With about 140,000 American servicemembers scheduled to rotate out of Iraq and Afghanistan, U.S. Central Command officials are very clear that servicemembers cannot bring home weapons, ammunition or other prohibited items.
A few soldiers of the 3rd Infantry Division understand how serious the command is. Some tried to smuggle weapons back from Baghdad, and they have gone through courts-martial. Others received Article 15 administrative punishments.
"There is a whole spectrum of punishments, depending on the severity of the offense," said Army Maj. Robert Resnick, a lawyer at Fort Stewart, Ga.

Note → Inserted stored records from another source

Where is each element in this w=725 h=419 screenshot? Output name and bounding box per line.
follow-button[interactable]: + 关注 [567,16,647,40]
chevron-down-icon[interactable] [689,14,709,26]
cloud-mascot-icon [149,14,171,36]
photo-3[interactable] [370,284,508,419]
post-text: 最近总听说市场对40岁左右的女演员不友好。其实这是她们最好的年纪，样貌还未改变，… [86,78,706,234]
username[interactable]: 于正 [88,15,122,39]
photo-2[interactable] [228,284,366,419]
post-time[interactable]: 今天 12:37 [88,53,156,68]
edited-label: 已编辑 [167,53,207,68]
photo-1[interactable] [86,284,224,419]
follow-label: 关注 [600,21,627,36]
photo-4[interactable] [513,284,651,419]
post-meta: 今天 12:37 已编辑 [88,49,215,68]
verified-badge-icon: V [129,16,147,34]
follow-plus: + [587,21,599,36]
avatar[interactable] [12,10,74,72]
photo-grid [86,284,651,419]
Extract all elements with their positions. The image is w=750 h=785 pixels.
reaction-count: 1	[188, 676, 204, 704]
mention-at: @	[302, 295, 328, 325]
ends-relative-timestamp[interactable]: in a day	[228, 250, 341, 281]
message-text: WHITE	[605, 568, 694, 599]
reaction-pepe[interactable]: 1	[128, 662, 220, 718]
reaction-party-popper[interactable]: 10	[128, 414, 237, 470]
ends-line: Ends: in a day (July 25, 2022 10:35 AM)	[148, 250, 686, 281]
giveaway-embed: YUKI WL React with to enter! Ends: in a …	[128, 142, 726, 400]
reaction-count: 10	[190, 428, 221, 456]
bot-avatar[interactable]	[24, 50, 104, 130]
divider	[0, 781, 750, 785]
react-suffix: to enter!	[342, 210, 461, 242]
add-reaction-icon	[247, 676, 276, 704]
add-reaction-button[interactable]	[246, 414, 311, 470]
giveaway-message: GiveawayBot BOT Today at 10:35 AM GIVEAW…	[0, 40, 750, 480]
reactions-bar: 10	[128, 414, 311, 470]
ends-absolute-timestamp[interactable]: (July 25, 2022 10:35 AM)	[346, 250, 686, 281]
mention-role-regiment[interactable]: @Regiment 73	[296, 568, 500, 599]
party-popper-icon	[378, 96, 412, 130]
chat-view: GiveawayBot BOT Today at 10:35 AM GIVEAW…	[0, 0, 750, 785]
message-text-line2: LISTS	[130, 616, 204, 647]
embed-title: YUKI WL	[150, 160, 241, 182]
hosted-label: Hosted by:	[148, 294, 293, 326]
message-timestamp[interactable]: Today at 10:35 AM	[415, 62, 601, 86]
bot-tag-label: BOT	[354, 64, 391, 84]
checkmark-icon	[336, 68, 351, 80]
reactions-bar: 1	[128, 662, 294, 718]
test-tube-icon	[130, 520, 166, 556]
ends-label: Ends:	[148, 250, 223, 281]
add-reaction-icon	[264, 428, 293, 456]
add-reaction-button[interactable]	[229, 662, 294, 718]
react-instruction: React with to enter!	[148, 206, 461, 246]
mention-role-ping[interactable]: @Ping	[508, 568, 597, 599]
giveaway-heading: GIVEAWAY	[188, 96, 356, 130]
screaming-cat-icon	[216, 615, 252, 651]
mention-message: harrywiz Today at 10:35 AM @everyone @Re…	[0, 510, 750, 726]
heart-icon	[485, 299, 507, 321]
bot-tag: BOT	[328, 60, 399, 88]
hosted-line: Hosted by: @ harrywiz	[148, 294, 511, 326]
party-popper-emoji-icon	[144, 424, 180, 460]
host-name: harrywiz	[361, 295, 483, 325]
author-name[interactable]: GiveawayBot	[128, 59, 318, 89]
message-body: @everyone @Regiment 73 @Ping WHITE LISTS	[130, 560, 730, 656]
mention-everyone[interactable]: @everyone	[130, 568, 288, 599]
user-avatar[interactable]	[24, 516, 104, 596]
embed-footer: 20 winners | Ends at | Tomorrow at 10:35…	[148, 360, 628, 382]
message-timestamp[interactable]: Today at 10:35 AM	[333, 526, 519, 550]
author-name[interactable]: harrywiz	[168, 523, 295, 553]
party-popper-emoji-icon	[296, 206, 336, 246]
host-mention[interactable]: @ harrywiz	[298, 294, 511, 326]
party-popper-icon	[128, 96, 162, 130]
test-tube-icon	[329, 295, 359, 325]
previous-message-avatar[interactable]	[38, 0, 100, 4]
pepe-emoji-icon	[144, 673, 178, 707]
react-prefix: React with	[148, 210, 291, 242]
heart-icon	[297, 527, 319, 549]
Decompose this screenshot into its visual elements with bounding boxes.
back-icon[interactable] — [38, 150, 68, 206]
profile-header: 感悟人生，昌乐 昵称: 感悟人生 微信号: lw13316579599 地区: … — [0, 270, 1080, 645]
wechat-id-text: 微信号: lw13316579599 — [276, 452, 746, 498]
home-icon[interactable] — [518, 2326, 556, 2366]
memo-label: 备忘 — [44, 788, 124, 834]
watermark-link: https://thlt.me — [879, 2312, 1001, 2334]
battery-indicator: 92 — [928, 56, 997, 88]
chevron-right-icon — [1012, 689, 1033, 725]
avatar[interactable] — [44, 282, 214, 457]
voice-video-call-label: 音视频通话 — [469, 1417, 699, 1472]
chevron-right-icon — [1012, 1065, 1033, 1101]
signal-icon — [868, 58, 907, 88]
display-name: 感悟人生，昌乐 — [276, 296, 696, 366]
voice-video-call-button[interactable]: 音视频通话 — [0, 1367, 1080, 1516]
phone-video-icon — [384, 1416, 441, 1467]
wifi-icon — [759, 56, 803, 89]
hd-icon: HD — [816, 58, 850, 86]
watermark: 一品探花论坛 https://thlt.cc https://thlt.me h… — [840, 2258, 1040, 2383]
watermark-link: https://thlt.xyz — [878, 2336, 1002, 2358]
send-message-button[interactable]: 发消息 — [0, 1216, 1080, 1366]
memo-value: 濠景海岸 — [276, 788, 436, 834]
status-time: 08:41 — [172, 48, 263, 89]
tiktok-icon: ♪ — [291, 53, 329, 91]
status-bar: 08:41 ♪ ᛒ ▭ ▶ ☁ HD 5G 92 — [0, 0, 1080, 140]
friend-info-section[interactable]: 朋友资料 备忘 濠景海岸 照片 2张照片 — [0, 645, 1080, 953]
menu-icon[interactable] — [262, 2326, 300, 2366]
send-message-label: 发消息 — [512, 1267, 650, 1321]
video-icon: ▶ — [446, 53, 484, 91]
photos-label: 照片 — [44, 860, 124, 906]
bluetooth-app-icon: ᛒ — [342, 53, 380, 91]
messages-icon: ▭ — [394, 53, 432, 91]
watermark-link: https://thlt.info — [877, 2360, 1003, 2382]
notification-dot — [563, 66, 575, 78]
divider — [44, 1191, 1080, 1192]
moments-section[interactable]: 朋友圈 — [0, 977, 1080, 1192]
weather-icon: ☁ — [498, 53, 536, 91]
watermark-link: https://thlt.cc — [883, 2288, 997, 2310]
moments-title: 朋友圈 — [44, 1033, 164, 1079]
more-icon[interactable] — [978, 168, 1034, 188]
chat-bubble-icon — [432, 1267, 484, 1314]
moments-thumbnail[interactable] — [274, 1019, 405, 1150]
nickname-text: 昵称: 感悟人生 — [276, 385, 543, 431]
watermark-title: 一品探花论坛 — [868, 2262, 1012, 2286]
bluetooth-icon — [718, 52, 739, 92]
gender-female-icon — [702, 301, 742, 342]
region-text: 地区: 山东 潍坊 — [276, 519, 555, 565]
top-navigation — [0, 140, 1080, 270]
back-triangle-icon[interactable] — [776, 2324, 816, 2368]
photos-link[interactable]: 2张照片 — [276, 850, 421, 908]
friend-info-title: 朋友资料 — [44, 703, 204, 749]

Army Gen. John Abizaid, the commander of U.S. Central Command, has put out the policy. Basically, under no circumstances can individuals take as a souvenir an object that was formerly in the possession of the enemy. The taking of war trophies goes against the coalition mission in Iraq and Afghanistan, officials said.
"We didn't go into Iraq or Afghanistan to conquer them, but to liberate them," said Marine Capt. Bruce Frame, a Central Command spokesman. "Taking articles from those countries sends the wrong message."
Servicemembers with questions should work through the chain of command, CENTCOM officials said, adding that they will be given ample briefings on what is allowed and what is not. In the case of Iraq, unit commanders will brief servicemembers on the policy before leaving for Kuwait.
In Kuwait, military police will explain the policy and will permit an amnesty period before searching gear and vehicles. In the United States, U.S. Customs Service officials will examine individual gear.
In Afghanistan, unit commanders will explain the policy, and military police there also will explain it and offer an amnesty period before the servicemembers board the planes. Again, customs officials will examine gear and baggage upon return to the United States.
The same prohibitions pertain to American civilians serving in the Central Command area of operations.
Other federal laws pertain to other items. For example, servicemembers cannot bring back plants, animals or other organic materials.
No one can bring antiquities into the United States, and of course, no one can bring drugs or drug paraphernalia, officials said.
The overall prohibition does not pertain to souvenirs that can be legally imported into the United States, officials said.